Step 3: Run the Archival State Shift via PowerShell
Before running the command on a site collection, note that if the target site functions as a Hub Site, you must unregister it first using Unregister-SPOHubSite.
PowerShell
# 1. Connect to your active service node
Connect-SPOService -Url “https://yourtenant-admin.sharepoint.com”
# 2. View all sites that are currently in an Archived state
Get-SPOSite -Filter {ArchiveStatus -ne “NotArchived”} | Select URL, ArchiveStatus
# 3. Shift the obsolete project site directly to the Azure cold tier
Set-SPOSiteArchiveState -Identity “https://yourtenant.sharepoint.com/sites/Old2022Project” -ArchiveState Archived
Step 4: Monitoring and Reactivation
Once executed, the site transfers out of the active inventory panel into the Archived sites index. It remains hidden from end-users, throwing an explicit access block error if hit directly.
If an operational change occurs and a business unit requires data restoration, you can reactivate it instantly via PowerShell:
PowerShell
# Re-activate the site to production status
Set-SPOSiteArchiveState -Identity “https://yourtenant.sharepoint.com/sites/Old2022Project” -ArchiveState Reactivate
With the right combination of site planning, governance, and lifecycle management, organizations can keep SharePoint Online structured, scalable, and cost-efficient.
Tips
Before you implement or redesign your SharePoint intranet, keep these practical recommendations in mind to avoid common architecture and governance issues.
- Keep your architecture flat: Avoid rebuilding classic subsite-heavy structures when hub associations can provide more flexibility and cleaner governance.

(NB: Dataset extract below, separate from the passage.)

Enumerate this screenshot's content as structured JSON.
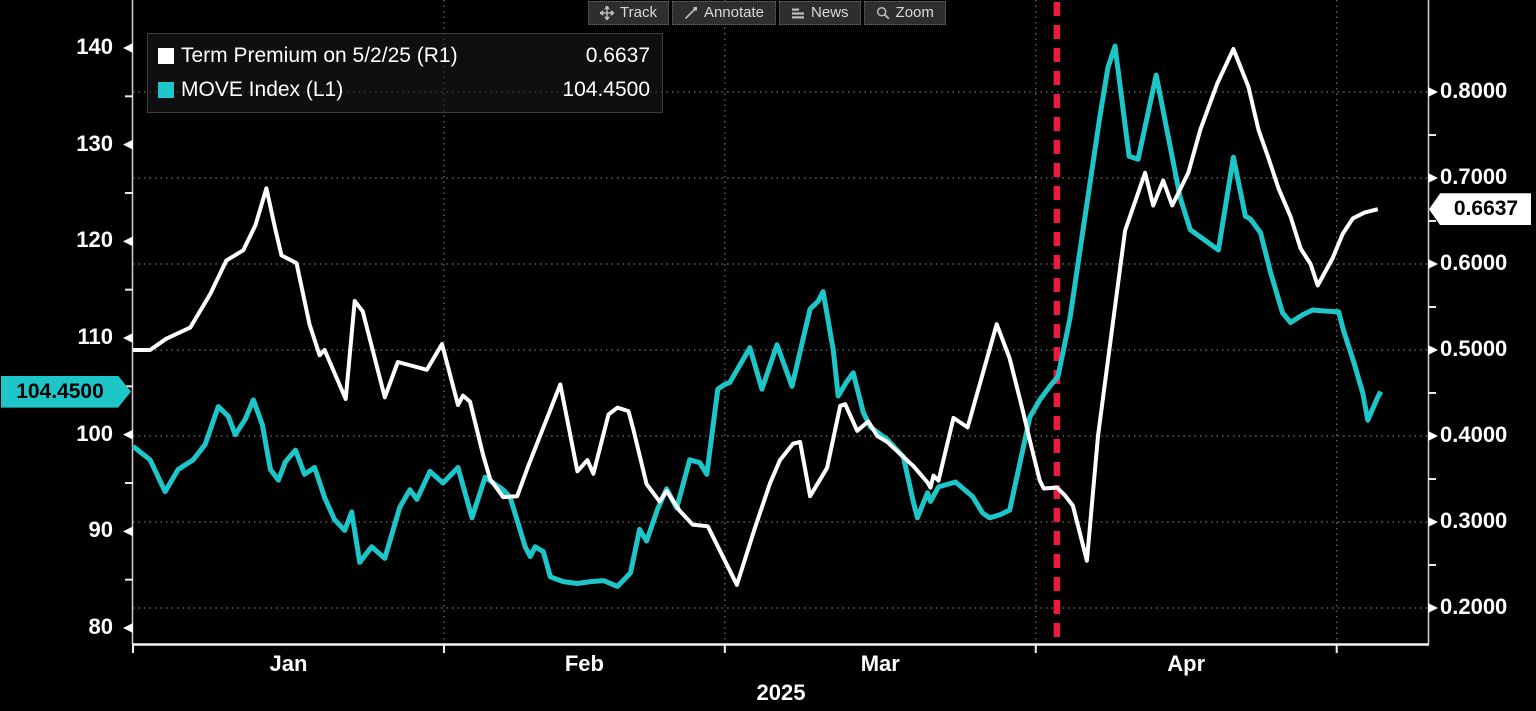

- Treat the root site carefully: Do not delete it, and review permissions, branding, and user impact before replacing or modernizing it.
- Use the home site for official communication: Reserve it for high-value organizational news, navigation, and employee entry experiences rather than department-specific content.
- Plan hub ownership early: Define who manages hub navigation, branding, and site associations so the intranet stays consistent over time.
- Archive with purpose: Archive inactive sites only after confirming retention, compliance, and business recovery requirements.
- Test PowerShell changes in advance: Validate commands and prerequisites in a controlled admin workflow before applying them to production sites.
- Document governance decisions: Record why a site is a root, home, or hub site so future administrators can manage the environment with confidence.